High-throughput sequencing and analysis

Extracted purified DNA (50 ng) from each rumen sample was subjected to PCR amplification of the V3–V4 region of 16S rRNA gene using universal bacterial primers 338 F (5'-ACTCCTACGGGAGGCAGCA-3') and 806 R (5'-GGACTACHVGGGTWTCTAAT-3')⁽ Reference Hackmann and Firkins ^{29 )}. PCR was performed using a GeneAmp^® 9700 thermal cycler (Applied Biosystems). The PCR products were purified using the AxyPrep™ DNA Gel Extraction Kit (Axygen Biosciences) according to the manufacturer’s instructions and quantified using the QuantiFluor™-ST system (Promega). Purified PCR products were high-throughput-sequenced using an IlluminaMiSeq PE300 instrument at Majorbio Bio-Pharm Technology Co., Ltd, using protocols recommended by procedures of Miseq reagent kits v3 (Illumina). Sequences were quality filtered and demultiplexed using exact matches to the supplied DNA barcodes.
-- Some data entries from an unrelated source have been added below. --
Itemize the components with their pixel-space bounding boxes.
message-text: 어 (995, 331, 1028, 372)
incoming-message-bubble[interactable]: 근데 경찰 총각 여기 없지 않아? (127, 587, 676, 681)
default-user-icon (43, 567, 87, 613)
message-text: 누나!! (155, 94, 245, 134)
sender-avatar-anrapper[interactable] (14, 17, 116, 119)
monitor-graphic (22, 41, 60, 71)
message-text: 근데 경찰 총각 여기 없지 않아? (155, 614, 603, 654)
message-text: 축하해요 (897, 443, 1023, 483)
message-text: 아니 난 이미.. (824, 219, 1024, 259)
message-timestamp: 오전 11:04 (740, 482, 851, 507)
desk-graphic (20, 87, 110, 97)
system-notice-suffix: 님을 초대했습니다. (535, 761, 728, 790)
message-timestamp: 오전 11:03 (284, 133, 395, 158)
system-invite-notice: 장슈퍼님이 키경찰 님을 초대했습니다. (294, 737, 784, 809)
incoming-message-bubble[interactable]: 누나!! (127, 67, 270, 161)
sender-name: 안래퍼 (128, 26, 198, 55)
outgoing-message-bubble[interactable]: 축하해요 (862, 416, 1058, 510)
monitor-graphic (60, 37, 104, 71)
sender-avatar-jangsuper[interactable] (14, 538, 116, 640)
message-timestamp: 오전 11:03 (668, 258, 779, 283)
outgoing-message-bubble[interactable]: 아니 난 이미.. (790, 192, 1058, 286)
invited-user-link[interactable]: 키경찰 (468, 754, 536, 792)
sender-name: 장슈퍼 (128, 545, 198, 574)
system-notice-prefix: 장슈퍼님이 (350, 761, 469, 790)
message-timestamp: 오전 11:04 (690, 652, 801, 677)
Bacterial phylotypes were identified using uclust⁽ Reference Edgar ^{30 )} and assigned to operational taxonomic units (OTU) at 97 % sequence identity. Taxonomic identity of each phylotype was determined using the Greengenes database⁽ Reference DeSantis, Hugenholtz and Larsen ^{31 )}. The resulting OTU were combined into an OTU table that represented abundance of each OTU in each microbial sample. Alpha diversity of bacterial communities was obtained using Mothur version 1.30.1. Similarity between bacterial communities was assessed using the Bray–Curtis distance metric and visualised using principal coordinates (PCoA) analysis.

Statistical analyses

The statistical model used included dietary treatment and block as fixed effects and sampling day as random effect. When sampling time was included, the model included dietary treatment and block as fixed effects, sampling time as a repeated-measure variable, and the interaction between dietary treatment and sampling time and sampling day as random effects. The best linear or log linear regression was derived between dH₂ and concentration of other rumen metabolites using ordinary least squares. Associations between response variables were studied through calculating their Pearson’s correlation coefficient (r) and statistical significance. P≤0·05 was considered significant, and 0·05<P≤0·1 was accepted as a tendency to significance. The SPSS 12.0 software was used for the statistical analyses.